Would this be a good air compressor to get?

Things I may need it for:
Impact
Air Rachet
Sand Blaster

thats pretty much it other then the basic filling tires with air.
You would be ahead to search this forum about compressors before you buy, I think you will be seriously underpowered, especialy for a sand blaster.
 
#7 ·
At less than 6 CFM@90 PSI That compressor is seriously underpowered for almost anything except pumping up tires or running an impact in short bursts. I can not imagine trying to run a sandblaster except for maybe small spot blasting since even a 3/32" nozzle will take nearly twice that much volume to operate properly. I really hate to be discouraging but the numbers speak for themselves and for not much more money you could get twice that much volume and have something that probably will not disappoint you, I think that outfit will.
 
#8 ·
oldred said:
At less than 6 CFM@90 PSI That compressor is seriously underpowered for almost anything except pumping up tires or running an impact in short bursts. I can not imagine trying to run a sandblaster except for maybe small spot blasting since even a 3/32" nozzle will take nearly twice that much volume to operate properly. I really hate to be discouraging but the numbers speak for themselves and for not much more money you could get twice that much volume and have something that probably will not disappoint you, I think that outfit will.

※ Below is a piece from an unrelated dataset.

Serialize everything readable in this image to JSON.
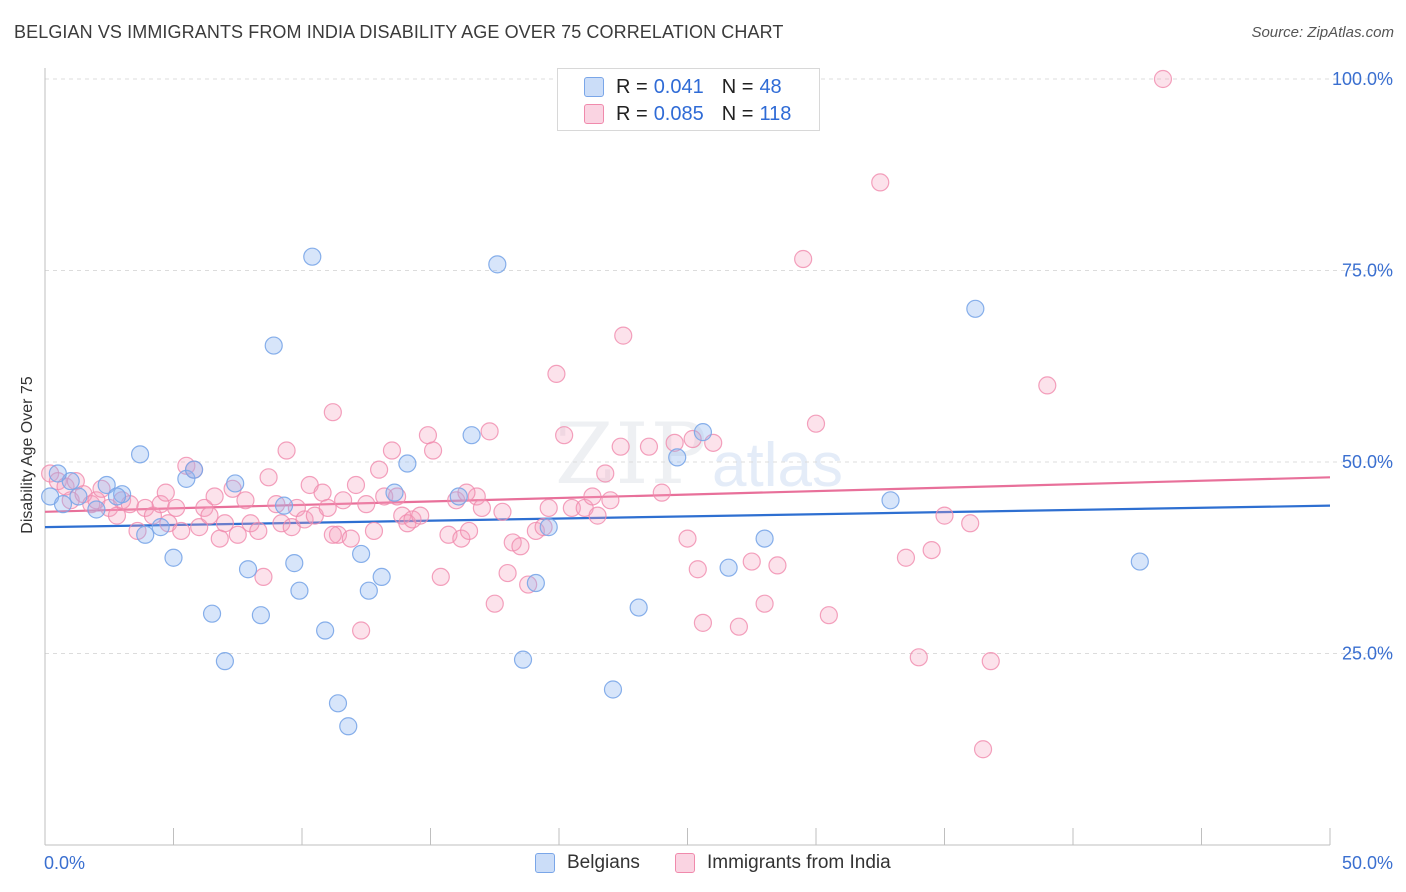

Now a agree you should get as much air compressor as you can afford you will not regret it, BUT I sand blasted my camaro frame and ran all my cut off tools and impact wrenches with a compressor that is almost identical to this one. I pushed it hard but it did the job. Of course I would have loved a bigger compressor but mine did the job. If this is all you can afford you can make it work but with compressors cfm is everything! :thumbup:
 
#9 ·
You can drive a nail with a rock but would you use one to build a house? The impact probably will work decent because of the low CFM rating and the fact that it it will run only intermittently but a sandblaster is an air hog even with the smallest nozzles and it will not work very well even though it may "work" in a sense. A 10-12 CFM tool just will not work right on a 6 CFM compressor no matter what so it is far better to spend a bit more and get the proper set-up than to waste what he does spend on something that is plainly not up to the job and probably will wear out in short order along with being a PIA to use.
 
#11 ·
Get the biggest one you can afford. I have a 29 gal Craftsman one at home ($300) which is good for impact tools, ratchets and tire fill-ups. I got frustrated trying to sand blast parts with it (you would sand blast for 1 minutes, than wait for 2 min for this compressor to catch up). Cut off tool is useless (I couldn't even cut a clean hole in my computer steel case). Now I am looking for a bigger unit. The smaller one can be installed in series with the big compressor unless I find someone to sell it to. Live and learn.
 
#14 ·
I've got a (true) 5 horse 2-stage Kobalt compressor that I like quite a bit, but don't use it to Blast. A friend, however, has a sand blasting cabinet and has an Ingersol Rand 7.5HP 2-stage unit (80 gal tank). I asked him the other day how it does for blasting and his reply was that it does pretty good, but it runs almost all the time he is blasting...so if you consider his 23+ cfm @90 psi is running all the time, well...nuff said.
 
#15 ·
I am not telling lies here! I blasted my camaro frame and all the control arms and all the other odds and ends with this $300 compressor and this HF blaster. If you just need to blast every once and a while a small project it is possible with a small compressor. I am not saying you could start a blasting business with this setup. :rolleyes: I was able to blast continuously for hours.